Dungog by Design is a collective of makers living and creating in the Shire. I had a chat with Liz and Gerdi, who gave me a rundown on what Dungog by Design is all about. Here you will find many beautiful handmade items including jewellery, photography, painting, sculpture, textiles and much more. This gallery is the perfect place to shop for that unique gift for someone or to treat yourself to something special. One stipulation, makers, must reside in the Dungog Shire.

224 Dowling Street, Dungog NSW

Dark liquor Dungog

Dark Liquor, operated by Matt Dark, has an excellent selection of wines, beers and spirits. It is an intriguing bottle shop with a great deal of car racing and rugby memorabilia.

2/119 Dowling Street

Tinshed Brewery Dungog

Tinshed Brewery is a locally owned and operated brew pub in the heart of town offering craft beer, terrific food and a relaxed atmosphere with dining outdoors overlooking Dowling Street and views of the surrounding hills.

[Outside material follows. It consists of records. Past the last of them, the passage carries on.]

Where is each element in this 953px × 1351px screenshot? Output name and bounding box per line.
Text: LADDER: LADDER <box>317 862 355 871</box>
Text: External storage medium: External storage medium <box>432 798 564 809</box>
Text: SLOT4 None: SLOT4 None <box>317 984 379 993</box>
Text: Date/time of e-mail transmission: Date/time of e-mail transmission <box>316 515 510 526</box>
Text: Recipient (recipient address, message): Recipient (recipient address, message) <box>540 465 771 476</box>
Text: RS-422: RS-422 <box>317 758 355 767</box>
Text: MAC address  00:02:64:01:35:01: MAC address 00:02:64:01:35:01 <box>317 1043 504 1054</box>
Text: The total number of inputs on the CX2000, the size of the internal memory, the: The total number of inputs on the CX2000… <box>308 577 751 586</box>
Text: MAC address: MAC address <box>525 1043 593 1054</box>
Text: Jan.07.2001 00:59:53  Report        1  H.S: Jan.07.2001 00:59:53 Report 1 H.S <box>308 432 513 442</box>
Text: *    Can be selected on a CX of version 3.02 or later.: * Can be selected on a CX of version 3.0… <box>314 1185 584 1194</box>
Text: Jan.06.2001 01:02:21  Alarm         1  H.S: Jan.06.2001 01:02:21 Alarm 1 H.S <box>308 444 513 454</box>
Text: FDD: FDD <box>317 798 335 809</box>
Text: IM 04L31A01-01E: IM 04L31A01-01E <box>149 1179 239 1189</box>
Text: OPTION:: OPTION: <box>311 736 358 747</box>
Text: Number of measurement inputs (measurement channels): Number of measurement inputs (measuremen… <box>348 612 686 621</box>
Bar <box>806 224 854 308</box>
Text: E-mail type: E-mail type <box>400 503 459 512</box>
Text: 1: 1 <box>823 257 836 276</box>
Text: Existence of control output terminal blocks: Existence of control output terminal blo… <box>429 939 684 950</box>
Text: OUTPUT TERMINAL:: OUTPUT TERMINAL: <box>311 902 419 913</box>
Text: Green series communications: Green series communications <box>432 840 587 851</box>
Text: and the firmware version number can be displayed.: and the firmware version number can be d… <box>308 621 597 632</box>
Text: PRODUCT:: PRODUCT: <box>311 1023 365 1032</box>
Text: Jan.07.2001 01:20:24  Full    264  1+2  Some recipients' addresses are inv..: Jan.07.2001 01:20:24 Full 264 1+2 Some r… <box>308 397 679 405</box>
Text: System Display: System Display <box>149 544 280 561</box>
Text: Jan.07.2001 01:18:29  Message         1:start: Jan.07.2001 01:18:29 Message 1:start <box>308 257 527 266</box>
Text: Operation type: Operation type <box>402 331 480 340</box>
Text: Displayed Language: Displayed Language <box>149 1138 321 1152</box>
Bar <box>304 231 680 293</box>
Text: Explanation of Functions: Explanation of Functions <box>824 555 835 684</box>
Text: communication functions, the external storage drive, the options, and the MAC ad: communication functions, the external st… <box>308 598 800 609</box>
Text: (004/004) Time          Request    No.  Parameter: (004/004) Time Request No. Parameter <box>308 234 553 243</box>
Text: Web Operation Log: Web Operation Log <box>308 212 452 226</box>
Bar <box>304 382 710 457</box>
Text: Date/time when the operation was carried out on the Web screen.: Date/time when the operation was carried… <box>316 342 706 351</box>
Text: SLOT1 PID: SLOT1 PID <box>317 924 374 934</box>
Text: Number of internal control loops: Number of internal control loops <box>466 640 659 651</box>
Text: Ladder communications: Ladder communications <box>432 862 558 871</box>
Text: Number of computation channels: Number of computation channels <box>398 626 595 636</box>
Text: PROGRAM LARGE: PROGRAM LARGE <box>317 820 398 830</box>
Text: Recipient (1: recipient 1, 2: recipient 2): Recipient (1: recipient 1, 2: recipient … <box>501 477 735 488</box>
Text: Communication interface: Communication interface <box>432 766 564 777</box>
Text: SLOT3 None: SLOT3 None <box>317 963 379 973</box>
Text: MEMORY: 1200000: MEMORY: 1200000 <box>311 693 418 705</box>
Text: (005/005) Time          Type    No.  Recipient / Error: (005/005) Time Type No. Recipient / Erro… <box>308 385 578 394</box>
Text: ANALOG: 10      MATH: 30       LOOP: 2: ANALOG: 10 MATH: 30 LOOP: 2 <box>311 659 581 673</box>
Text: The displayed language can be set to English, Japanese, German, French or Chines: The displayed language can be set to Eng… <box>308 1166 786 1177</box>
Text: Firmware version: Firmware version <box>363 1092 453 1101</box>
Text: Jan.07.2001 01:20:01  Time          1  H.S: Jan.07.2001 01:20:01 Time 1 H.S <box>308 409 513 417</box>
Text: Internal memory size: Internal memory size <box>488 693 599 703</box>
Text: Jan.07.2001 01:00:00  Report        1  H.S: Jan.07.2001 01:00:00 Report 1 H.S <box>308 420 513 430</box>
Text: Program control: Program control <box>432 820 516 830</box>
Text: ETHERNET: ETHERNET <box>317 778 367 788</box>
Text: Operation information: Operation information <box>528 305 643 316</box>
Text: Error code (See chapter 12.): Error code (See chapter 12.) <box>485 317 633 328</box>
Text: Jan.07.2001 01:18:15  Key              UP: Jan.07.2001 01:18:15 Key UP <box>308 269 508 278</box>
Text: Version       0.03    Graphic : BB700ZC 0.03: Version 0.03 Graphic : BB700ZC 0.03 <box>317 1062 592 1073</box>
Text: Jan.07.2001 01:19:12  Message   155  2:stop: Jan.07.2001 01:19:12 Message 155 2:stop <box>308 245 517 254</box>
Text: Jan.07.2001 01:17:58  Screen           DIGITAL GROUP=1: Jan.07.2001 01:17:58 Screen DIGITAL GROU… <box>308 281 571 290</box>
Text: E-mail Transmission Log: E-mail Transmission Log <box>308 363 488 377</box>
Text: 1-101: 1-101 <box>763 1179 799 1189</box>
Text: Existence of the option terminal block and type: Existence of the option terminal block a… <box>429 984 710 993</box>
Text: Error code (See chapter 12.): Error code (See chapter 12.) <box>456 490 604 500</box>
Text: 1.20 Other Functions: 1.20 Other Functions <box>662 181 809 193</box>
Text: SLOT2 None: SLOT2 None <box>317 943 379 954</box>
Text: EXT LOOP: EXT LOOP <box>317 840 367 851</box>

The craft beers are all brewed onsite in the microbrewery using both Australian and European ingredients. The menu is created using local produce and a selection of local wines is also available.

109 Dowling Street

James theatre dungog

James Theatre is the oldest purpose-built cinema still operating in Australia and the building is magnificent. The theatre is a multi-purpose facility hosting films, live performances, dance and film classes. The venue is available for private functions, weddings, educational purposes and events. Visit the website to check out what's on.

6 Brown Street

There is much more to Dungog than I have shared here, I ran out of time so I have a great excuse to go back and discover more of the shops, cafes, and restaurants as well as spending some time in the Dungog Common.